The Herbert Irving Comprehensive Cancer Center (HICCC) at Columbia University Vagelos College of Physicians and Surgeons and NewYork-Presbyterian/Columbia University Irving medical Center has been competitively renewed as a designated Comprehensive Cancer Center by the National Cancer Institute (NCI), the largest funder of cancer research in the world. Originally funded in 1972, the HICCC gained comprehensive status in 1979. The most recent renewal marks more than 40 years since the HICCC has maintained its status as a comprehensive cancer center.
After a thorough evaluation of every facet of HICCC’s operations, the NCI awarded the HICCC with the Comprehensive Cancer Center designation, the highest ranking given. The redesignation comes with a five-year support grant of $26.5 million, an increase of nearly 40 percent in funding over the previous support grant.

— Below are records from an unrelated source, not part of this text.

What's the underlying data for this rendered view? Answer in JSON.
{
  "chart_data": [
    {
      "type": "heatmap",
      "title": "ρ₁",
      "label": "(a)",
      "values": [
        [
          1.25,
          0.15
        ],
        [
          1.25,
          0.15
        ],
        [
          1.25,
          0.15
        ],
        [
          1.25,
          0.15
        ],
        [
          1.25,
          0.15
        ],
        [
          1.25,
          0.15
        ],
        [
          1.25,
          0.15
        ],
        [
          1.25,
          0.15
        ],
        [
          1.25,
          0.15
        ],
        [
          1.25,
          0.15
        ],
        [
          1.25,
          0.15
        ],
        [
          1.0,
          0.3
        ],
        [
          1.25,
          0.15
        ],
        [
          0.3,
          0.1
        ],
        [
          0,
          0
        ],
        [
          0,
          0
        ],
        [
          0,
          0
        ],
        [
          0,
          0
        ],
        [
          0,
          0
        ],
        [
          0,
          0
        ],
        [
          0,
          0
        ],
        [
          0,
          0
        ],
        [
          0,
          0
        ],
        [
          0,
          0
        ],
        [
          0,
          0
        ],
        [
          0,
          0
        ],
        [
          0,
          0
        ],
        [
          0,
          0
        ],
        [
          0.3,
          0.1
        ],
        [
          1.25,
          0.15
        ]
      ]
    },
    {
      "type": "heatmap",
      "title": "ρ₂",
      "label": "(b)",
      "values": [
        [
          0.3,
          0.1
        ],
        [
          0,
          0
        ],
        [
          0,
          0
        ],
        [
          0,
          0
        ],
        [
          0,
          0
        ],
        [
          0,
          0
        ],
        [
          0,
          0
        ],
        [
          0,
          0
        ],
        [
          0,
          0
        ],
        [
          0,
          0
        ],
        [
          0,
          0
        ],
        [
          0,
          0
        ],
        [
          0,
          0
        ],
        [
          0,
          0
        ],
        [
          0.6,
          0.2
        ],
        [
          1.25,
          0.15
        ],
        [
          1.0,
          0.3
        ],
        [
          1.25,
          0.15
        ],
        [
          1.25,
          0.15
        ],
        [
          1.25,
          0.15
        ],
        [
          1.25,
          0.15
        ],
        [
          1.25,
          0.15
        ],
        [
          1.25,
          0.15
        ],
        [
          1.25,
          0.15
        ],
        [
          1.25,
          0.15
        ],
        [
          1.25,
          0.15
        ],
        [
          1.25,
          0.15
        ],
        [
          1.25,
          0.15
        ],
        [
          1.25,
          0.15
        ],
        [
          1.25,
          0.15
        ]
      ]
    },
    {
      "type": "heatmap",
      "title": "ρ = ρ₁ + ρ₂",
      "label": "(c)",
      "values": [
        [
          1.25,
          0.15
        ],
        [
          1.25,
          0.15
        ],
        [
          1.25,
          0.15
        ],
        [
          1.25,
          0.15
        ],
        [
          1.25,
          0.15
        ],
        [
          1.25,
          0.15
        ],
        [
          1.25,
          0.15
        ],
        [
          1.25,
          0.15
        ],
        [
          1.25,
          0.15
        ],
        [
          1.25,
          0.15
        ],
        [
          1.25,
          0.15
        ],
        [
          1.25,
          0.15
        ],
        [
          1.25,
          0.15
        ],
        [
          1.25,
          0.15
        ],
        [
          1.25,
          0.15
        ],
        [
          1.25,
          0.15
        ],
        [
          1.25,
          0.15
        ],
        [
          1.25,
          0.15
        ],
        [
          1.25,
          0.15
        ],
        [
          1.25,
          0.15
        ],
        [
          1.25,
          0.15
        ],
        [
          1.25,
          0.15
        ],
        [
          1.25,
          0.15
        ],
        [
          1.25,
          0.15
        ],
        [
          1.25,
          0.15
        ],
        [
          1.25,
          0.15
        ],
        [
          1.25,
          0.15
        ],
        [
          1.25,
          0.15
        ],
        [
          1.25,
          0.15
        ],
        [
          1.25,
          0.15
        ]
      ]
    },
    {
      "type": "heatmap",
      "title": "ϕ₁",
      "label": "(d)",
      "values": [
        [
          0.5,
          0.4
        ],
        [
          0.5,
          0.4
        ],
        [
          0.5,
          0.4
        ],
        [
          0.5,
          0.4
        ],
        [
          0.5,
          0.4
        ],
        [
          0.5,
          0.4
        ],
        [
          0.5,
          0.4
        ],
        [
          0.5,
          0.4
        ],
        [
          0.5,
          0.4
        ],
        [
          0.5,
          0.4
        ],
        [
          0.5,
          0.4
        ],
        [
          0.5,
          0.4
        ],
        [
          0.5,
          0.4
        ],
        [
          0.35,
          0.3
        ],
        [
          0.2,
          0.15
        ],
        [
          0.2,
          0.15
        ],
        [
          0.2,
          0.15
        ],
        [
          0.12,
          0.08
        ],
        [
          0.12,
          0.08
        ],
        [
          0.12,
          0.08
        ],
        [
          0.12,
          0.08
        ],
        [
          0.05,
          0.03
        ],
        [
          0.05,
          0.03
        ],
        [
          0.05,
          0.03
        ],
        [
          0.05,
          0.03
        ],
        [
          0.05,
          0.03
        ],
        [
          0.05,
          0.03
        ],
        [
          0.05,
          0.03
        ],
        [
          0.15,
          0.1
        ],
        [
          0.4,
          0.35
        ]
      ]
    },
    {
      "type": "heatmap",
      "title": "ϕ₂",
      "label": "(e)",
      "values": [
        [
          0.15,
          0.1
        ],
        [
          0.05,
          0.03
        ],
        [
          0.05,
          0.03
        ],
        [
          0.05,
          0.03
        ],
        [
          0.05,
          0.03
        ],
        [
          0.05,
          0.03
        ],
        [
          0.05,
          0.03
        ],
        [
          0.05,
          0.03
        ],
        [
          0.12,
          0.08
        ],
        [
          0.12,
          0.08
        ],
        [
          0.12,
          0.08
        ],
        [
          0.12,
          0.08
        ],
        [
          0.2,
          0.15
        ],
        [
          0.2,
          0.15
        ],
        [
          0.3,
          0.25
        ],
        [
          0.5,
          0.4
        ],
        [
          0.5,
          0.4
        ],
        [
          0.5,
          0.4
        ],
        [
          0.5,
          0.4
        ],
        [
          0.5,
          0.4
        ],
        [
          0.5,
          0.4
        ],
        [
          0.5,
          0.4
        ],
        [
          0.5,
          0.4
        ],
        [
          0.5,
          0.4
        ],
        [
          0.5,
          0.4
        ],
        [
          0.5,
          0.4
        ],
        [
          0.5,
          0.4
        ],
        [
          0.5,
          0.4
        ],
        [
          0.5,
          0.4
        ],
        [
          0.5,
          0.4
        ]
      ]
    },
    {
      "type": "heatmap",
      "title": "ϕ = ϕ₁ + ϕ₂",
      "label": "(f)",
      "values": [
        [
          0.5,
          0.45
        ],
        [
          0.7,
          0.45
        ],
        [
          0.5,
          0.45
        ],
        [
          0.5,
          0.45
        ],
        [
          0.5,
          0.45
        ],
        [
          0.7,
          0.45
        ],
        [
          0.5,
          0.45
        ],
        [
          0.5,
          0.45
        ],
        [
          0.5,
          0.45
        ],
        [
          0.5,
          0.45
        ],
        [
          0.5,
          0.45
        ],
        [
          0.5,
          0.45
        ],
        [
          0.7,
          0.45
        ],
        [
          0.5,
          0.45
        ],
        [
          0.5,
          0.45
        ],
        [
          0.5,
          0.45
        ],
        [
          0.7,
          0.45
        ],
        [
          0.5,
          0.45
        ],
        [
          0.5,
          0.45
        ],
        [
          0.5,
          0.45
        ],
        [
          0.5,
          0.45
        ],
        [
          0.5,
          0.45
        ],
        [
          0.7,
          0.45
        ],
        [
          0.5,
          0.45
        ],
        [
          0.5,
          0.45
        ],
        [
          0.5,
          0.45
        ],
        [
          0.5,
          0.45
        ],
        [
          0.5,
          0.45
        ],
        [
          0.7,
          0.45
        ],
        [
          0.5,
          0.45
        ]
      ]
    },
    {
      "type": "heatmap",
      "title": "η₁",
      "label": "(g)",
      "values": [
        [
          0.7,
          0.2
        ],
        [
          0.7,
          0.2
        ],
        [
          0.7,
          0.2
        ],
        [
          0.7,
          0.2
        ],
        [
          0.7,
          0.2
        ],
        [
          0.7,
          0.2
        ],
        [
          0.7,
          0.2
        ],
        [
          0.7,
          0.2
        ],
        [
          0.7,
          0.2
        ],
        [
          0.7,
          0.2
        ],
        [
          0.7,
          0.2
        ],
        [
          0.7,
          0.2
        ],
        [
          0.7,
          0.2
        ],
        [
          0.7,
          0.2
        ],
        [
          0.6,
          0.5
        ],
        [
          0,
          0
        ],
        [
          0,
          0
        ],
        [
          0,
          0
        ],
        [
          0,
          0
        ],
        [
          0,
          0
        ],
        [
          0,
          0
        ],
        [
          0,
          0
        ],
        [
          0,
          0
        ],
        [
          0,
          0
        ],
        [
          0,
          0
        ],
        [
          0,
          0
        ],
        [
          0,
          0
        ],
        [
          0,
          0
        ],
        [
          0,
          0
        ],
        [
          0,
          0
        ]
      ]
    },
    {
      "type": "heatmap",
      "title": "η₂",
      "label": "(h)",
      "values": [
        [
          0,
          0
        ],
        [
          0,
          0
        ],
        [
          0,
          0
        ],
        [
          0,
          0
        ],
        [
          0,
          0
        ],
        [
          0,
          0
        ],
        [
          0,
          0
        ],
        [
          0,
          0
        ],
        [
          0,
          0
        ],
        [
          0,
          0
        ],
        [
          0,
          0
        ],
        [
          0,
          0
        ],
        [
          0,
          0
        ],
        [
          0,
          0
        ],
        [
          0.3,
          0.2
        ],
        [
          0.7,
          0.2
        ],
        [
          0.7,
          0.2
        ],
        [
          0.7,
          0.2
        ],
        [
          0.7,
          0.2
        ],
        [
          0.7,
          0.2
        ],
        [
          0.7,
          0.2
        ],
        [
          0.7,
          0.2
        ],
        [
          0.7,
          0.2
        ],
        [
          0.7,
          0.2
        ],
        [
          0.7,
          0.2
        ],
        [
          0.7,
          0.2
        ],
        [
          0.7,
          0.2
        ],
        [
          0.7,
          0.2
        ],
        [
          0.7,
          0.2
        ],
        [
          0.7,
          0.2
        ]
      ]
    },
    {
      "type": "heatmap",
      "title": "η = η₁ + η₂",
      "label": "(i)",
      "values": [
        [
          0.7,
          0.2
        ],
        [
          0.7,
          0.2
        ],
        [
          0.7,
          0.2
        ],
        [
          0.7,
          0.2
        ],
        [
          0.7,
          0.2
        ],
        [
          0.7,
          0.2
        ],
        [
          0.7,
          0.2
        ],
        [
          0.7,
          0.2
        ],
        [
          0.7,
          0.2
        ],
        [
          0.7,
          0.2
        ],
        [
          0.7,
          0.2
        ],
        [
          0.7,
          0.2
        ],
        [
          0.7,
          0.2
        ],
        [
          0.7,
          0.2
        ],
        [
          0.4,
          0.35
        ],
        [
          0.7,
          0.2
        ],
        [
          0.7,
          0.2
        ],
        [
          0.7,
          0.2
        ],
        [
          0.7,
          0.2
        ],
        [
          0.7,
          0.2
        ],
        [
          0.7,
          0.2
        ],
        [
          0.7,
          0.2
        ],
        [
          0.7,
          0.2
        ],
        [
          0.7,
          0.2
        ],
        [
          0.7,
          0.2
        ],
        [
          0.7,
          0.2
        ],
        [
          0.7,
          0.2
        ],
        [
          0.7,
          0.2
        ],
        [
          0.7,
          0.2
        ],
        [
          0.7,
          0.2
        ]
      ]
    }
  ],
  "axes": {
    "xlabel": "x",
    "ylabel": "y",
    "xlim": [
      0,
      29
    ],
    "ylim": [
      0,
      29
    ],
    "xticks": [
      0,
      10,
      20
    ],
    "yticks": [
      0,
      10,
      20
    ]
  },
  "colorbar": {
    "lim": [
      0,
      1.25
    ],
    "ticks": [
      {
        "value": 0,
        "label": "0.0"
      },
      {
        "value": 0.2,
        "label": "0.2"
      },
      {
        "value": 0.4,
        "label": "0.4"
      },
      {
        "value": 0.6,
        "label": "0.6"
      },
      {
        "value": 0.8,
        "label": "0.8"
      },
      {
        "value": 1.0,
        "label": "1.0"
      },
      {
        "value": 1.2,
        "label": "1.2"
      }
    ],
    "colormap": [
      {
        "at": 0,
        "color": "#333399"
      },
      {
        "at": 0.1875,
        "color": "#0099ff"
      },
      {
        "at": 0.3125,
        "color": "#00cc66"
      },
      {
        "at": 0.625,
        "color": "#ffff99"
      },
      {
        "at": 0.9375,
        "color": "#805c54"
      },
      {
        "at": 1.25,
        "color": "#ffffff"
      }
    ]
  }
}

The funding supports extensive programs at the HICCC that affect cancer research, patient care, education/training and community outreach, including:
- Cancer genomics and epigenomics
- Tumor biology and microenvironment
- Precision oncology and systems biology
- Cancer population science
- Clinical trials
- Shared resources (core facilities)
- Pilot grants
- Health professional training and education
- Community outreach, advocacy, and patient education
Research at the HICCC has led to widespread advances in cancer research and progress in cancer care, including new immunotherapy approaches in lung and prostate cancer, the first effective treatment for connective tissue cancers, and new surgical protocols for treating uterine and cervical cancer. Over the past five years, HICCC investigators have made new discoveries in cancer immunotherapy, expanded the use of systems biology and genomics to identify personalized cancer treatments, and introduced mathematical and engineering approaches to the study of cancer.
HICCC oncologists also help guide the testing of new therapies in nationwide clinical trials through their leadership positions in the NCI’s National Clinical Trials Network, the NCI Community Oncology Research Program (NCORP), SWOG Cancer Research Network, and other clinical trial collaboratives.
“As a comprehensive cancer center housed in one of the nation’s most prestigious hospitals and academic medical research centers, we offer our patients the most compassionate, cutting-edge care available, from top scientists and clinicians,” says Anil K. Rustgi, MD, HICCC Director and Interim Dean of Columbia’s Faculties of Health Sciences and Medicine. “Having access to this robust cancer care and research ecosystem is crucial for the patients we serve in Upper Manhattan and the New York City metropolitan area, where the incidence of some common cancers is higher than the national average.”